In the hours and days following a tragedy, we tend to experience all the stages of grief at once. As some of us log onto the world and discover the news of a senseless shooting, we experience denial as those in other parts of the world already familiar with the news have moved on to anger or bargaining. Like a wave spreading across the globe, millions of people hear the news and react accordingly, and in our new interconnected world of global constancy, it soon becomes a compressed cacophony of anguish. All the colours mix together until our reactions are a murky mass of black.
But as with every human being-instigated tragedy, one word often pushes its way sullenly through the noise. That word is ‘evil’.
In the days since a gunman stormed into a Connecticut elementary school and bafflingly, illogically, horrifically shot dead twenty-seven people – twenty of whom were children around the age of 6 – we’ve heard that word a lot. People are naturally angry, but that anger refracts as different groups blame a target that often reflects their pre-established beliefs and biases: as some blame the ease with which guns can be purchased in the US, others blame the proliferation of violent video games; as some point to a systemic failure of mental health care, others decry a growing secularism. By the time these projectiles of anger reach their targets, they are depleted, dissipated, exhausted. Nothing ends up changing, and so we attempt to mend our disparity: we decide that the gunman was an aberration. We find common ground, and that common ground usually manifests as a dismissal of the perpetrator as some sort of evil being. He is unlike the rest of us, we assure ourselves, and if we cannot agree on which societal factor led to him shooting up a school, we can at least agree on this.
Anything this simple, however, should be treated with suspicion, and the use of the word ‘evil’ is, in itself, complicit.
It was jarring when, years ago, there was a much-publicised case in England in which two kids stood accused of killing a 2-year-old boy they’d lured away from a shopping centre. It was an horrendous story, and I remember being shocked not just by the crime, but by the fact that the perpetrators were almost exactly my age. I’d always assumed that the worst parts of human nature – those that resulted in murder – were learned later in life.

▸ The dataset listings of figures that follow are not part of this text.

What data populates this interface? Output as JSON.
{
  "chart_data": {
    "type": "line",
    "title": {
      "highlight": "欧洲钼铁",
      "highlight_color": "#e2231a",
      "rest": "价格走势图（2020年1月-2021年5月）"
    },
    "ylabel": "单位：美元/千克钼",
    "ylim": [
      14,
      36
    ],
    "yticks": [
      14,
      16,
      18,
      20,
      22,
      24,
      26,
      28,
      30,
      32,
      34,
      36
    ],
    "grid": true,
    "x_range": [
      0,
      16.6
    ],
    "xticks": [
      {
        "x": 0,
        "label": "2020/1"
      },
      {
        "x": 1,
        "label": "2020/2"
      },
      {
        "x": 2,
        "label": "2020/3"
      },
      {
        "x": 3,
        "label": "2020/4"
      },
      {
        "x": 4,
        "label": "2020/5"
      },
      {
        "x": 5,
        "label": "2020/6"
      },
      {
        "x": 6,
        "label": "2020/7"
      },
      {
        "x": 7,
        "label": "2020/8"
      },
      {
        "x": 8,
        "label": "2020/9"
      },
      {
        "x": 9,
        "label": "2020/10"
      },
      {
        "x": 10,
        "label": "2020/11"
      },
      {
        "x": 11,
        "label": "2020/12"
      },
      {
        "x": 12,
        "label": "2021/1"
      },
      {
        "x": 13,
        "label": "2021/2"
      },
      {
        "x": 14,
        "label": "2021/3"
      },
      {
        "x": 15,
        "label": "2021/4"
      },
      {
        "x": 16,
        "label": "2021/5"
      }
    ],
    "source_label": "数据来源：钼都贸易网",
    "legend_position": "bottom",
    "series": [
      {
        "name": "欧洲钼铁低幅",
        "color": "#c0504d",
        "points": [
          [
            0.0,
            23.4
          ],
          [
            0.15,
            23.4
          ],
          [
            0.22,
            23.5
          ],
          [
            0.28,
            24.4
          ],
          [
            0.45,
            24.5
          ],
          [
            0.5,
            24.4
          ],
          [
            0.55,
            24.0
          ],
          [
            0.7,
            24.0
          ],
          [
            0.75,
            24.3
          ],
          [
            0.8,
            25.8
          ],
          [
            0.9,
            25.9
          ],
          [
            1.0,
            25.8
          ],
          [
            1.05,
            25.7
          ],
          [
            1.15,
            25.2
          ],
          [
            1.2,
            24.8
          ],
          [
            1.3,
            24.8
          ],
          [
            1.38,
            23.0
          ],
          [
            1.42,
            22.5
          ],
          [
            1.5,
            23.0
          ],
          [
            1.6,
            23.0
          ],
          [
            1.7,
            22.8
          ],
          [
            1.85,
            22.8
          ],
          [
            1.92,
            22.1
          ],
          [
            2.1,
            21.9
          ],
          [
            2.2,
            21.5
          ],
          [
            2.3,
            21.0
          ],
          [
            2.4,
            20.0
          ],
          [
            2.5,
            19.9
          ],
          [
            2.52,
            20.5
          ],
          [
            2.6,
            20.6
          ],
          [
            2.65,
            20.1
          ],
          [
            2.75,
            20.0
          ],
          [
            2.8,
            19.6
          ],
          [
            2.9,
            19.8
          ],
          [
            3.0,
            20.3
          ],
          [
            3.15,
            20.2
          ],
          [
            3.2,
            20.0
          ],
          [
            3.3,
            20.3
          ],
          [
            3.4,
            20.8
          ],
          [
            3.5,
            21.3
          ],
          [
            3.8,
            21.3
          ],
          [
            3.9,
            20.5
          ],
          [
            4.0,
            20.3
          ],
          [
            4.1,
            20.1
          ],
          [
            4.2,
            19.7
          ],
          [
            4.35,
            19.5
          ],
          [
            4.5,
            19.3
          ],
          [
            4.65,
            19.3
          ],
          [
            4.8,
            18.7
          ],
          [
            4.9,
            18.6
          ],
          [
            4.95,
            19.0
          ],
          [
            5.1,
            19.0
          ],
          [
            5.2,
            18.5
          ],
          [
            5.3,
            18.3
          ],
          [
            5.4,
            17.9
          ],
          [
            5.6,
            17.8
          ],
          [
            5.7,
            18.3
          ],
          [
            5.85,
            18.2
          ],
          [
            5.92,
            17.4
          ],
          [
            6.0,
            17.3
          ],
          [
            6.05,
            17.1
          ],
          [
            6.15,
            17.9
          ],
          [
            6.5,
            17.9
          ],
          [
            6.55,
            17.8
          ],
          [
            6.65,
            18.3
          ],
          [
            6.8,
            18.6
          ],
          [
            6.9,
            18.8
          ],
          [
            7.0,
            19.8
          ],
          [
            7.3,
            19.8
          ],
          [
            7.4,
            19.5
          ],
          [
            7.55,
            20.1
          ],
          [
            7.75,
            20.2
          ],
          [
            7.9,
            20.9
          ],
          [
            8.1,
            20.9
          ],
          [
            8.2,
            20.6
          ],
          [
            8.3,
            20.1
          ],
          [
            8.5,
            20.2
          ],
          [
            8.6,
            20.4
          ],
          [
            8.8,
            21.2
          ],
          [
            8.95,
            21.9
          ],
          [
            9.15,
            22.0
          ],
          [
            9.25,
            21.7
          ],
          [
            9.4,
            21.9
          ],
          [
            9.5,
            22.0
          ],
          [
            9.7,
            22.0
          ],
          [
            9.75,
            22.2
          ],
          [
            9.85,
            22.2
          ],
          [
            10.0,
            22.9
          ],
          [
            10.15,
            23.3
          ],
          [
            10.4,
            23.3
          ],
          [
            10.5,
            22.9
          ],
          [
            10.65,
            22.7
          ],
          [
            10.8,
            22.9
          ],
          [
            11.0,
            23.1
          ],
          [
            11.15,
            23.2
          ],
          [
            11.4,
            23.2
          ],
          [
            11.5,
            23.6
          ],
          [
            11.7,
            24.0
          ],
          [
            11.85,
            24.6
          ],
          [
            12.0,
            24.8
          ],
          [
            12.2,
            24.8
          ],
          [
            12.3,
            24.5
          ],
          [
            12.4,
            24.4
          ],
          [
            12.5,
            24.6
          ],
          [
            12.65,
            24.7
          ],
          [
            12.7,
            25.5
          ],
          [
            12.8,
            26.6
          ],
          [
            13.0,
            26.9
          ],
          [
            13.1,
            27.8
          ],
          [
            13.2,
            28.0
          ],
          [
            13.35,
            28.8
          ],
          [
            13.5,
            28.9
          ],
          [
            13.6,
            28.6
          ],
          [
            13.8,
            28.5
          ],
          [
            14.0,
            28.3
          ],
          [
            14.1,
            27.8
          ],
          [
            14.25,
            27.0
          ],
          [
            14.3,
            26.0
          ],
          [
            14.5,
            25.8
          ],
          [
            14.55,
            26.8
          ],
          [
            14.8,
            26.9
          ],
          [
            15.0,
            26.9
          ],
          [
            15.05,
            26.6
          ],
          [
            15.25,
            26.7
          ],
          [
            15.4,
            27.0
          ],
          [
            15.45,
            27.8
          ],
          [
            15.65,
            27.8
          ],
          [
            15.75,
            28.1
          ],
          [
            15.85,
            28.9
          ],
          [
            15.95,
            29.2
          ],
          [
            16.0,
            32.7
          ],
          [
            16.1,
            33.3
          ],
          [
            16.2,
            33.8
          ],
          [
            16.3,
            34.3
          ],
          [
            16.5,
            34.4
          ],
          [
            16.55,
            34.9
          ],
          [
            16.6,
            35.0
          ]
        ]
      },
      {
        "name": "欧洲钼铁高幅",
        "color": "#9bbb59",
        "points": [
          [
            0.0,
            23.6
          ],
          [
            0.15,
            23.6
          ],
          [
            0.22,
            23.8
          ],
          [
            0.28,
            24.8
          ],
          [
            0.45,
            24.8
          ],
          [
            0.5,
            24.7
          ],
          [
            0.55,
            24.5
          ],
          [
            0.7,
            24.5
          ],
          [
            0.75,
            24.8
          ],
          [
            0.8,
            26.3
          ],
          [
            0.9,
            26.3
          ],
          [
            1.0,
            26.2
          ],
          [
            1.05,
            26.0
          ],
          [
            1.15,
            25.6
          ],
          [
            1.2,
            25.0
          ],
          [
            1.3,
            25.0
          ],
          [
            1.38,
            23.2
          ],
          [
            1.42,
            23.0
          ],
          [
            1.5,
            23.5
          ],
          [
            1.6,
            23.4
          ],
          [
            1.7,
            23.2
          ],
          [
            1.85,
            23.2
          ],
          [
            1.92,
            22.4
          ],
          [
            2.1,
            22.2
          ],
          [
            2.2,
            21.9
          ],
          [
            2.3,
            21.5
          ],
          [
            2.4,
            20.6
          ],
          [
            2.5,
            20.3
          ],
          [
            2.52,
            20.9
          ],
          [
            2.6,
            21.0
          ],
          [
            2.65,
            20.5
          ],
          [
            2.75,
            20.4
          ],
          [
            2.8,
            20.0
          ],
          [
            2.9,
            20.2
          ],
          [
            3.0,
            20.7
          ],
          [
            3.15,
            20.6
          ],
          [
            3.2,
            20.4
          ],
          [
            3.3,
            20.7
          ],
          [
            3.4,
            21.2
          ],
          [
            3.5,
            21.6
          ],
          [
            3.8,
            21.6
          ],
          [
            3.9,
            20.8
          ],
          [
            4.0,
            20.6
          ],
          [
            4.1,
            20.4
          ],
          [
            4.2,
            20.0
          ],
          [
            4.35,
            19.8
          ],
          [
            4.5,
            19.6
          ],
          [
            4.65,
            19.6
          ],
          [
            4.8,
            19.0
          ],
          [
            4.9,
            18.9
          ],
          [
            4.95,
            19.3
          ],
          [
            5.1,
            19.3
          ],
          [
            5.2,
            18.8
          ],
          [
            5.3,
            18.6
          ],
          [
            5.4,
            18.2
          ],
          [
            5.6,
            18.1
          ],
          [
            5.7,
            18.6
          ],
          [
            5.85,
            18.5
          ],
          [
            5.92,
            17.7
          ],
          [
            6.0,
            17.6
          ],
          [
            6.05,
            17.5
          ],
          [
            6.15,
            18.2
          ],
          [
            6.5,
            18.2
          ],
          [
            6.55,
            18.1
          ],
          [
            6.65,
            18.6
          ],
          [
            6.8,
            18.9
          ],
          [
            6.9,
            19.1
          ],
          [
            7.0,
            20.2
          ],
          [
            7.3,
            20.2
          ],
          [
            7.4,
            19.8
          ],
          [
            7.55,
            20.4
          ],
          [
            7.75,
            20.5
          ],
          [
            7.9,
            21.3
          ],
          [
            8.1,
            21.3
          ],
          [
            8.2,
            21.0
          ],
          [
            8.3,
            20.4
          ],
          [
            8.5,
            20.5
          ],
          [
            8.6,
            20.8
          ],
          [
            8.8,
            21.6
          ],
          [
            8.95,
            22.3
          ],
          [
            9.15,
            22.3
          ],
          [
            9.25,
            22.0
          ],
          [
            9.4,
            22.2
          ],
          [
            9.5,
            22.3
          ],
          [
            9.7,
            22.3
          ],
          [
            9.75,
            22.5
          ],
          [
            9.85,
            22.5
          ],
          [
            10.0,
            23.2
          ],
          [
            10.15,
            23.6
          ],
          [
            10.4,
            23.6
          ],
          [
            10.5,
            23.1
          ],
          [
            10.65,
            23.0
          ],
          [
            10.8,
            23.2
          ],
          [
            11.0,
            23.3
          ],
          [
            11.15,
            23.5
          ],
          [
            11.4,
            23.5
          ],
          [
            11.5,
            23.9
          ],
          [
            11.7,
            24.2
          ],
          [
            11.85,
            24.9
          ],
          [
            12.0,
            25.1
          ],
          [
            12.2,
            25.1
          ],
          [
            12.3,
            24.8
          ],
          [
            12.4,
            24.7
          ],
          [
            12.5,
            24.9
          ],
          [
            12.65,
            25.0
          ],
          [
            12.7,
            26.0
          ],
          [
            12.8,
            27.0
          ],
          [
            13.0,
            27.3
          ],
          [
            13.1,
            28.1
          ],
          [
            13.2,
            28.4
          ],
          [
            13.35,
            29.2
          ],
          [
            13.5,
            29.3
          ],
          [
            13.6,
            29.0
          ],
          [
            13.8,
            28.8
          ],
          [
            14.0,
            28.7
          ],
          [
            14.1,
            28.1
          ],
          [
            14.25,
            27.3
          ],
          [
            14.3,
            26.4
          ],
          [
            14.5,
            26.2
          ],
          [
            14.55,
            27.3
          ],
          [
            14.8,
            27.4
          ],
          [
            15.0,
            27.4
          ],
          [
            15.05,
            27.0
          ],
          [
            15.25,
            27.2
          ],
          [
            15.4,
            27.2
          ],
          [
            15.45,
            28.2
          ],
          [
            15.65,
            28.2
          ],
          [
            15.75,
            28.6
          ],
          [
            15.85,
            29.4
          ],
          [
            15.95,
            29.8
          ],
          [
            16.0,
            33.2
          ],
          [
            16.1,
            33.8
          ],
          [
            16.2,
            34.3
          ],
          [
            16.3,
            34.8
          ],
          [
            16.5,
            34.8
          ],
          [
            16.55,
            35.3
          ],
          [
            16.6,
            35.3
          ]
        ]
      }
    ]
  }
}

As I watched the local news relay the convictions from England, the word ‘evil’ caught in my ear like tinnitus. The judge, in his sentencing, had used the word to describe the act, and I felt a jarring sensation I could not, at age twelve, properly identify. A part of me knew I needed an explanation, and the word ‘evil’ wasn’t cutting it.
Exactly a decade later, the same network I’d watched the sentencing on broadcast an ad for a new telemovie in which Robert Carlyle played Adolf Hitler. With flashy graphics and punctuating music, the TV informed me I was to tune in to Hitler: The Rise of Evil this coming Sunday night.
If there was any one person in history you could, free of controversy, refer to as evil, it would surely be Hitler. And yet, this titular pronouncement bothered me, just as it had all those years earlier.
‘Evil’ is not a real thing. It is a fantasy novel device, a mystical force of pure malevolence. 99% of the time, it is a hand-wave by authors too lazy to ascribe real motivation to their characters. The concept of a force whose only desire is destruction is one that can be fought without the unpleasant regard for the complex moral quagmire that comes with all wars.
It is so difficult to believe that a human being with whom we are, for all intents and purposes, genetically identical could be responsible for an acts such as his, and so we use a catch-all word to dismiss him. But those who cannot remember the past are condemned to repeat it, says Spanish philosopher George Santayana. It’s simply not enough to remember history as a bullet point list of things-that-happened. We have to remember why.
As much as we may be disgusted by their actions to the point of numbness, the man who killed twenty children and the man responsible for the deaths of millions of people were both human beings. And the moment we call them evil, we give ourselves an excuse not to understand them.
It’s high time we ditched the excuse.